Serves you right for swanning around in the nude anyway! Could have been worse, you could have BBQ'd your chipolata.
1 and 2 in combination.
Annex the Sudetenland and invade Poland.
Because it's the right thing to do in these turbulent global economic times, which started in America.
@Snowolf ... already done. :o)
Brush lightly with oil and do the other side for two minutes, serve with salad and some ranch dressing.
Hope you have learned your lesson: always wear a fireproof vest when i/c BBQ. Best to get the au pair to do cooking. Treatment for burnt nipple: Savlon or Germoline. Or cut it off cos men do not really need them. Regards.
No. 2
and you want to use Acriflex Burn Cream , not Savlon or Germoline
Now I know why my various burns always scarred! Is it still alright to use savlon or germoline (love the smell) on sore members? lol
You could always audition for the part of Scarmanga.
fuck it! Scaramanga
Get a vitamin e capsule, mix with turmeric into nice paste Apply to wound and cover with dry dressing.
tape and repeat after 24 hours.
You will be left with virtually no permanent scarring.
Please try it You'll be amazed at how easily it repairs itself.
Options 1, 2 and 3 are clearly irrelevant.

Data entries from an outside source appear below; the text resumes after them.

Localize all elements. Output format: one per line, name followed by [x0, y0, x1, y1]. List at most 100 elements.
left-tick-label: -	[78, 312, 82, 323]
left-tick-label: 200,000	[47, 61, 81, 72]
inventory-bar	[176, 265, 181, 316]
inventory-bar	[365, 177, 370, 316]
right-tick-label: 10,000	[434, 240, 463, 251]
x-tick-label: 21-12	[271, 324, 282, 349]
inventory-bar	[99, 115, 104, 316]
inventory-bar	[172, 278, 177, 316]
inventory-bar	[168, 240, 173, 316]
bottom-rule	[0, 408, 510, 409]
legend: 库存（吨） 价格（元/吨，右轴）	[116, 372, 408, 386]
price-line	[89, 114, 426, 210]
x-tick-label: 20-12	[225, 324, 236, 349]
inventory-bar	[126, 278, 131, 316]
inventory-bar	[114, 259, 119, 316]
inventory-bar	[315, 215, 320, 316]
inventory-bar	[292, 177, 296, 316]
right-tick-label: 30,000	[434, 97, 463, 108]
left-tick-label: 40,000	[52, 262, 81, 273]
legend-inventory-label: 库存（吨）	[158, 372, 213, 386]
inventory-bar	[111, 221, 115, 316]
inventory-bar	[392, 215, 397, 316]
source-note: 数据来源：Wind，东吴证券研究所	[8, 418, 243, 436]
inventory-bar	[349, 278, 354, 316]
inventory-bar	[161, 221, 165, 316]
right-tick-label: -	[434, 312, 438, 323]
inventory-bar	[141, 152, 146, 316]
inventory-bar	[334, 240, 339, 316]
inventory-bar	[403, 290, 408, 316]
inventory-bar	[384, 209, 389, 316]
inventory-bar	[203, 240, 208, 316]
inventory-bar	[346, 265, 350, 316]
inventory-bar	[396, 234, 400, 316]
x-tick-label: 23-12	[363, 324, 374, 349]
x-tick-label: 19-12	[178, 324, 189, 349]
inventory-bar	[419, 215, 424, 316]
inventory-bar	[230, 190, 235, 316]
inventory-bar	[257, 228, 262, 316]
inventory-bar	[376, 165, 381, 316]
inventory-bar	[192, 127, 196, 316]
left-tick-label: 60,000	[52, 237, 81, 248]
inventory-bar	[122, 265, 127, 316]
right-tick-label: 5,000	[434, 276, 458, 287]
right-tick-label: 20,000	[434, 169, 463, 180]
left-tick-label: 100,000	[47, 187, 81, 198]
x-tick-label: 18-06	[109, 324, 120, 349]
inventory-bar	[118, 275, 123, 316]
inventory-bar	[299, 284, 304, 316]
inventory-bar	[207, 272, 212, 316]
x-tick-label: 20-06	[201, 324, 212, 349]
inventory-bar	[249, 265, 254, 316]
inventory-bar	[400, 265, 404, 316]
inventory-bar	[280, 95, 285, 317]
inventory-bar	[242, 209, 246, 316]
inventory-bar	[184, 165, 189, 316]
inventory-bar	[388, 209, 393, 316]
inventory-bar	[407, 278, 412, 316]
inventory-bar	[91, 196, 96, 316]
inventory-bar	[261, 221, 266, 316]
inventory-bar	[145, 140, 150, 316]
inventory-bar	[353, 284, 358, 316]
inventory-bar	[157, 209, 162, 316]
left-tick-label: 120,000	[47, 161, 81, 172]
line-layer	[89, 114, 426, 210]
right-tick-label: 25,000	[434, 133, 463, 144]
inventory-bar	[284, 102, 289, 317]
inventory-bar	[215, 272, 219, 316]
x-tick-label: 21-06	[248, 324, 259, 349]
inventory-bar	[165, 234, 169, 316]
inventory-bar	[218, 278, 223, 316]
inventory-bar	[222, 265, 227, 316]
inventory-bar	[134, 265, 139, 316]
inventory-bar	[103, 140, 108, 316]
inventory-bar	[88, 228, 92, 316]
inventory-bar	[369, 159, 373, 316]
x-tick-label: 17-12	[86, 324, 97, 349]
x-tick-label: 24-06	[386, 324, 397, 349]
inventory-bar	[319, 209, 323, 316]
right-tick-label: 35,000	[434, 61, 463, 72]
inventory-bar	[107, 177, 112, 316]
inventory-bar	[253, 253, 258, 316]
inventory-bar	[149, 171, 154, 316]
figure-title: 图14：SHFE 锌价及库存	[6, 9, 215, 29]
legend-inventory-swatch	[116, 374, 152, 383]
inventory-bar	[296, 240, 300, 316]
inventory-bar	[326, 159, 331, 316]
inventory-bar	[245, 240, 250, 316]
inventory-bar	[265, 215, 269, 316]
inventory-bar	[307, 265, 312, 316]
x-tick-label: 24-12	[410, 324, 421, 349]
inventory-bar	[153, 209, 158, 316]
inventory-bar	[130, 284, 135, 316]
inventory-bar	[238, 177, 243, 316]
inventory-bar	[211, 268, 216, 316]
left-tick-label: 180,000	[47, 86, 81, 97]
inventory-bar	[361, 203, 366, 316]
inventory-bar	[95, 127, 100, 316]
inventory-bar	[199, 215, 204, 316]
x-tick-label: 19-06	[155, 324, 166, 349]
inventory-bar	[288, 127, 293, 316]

And 4 is a bit wimpy, so it clearly has to be 5 - Annex the Sudetenland and invade Poland.
If you happen to get defeated by the allies and brought in front of a tribunal you can argue that you were suffering from post traumatic stress disorder and so weren't really aware of what you were doing.
BBQs are D A N G E R O U S!
Im sure Nulab could invent some law protecting your nipple against further mishaps. Maybe a fine?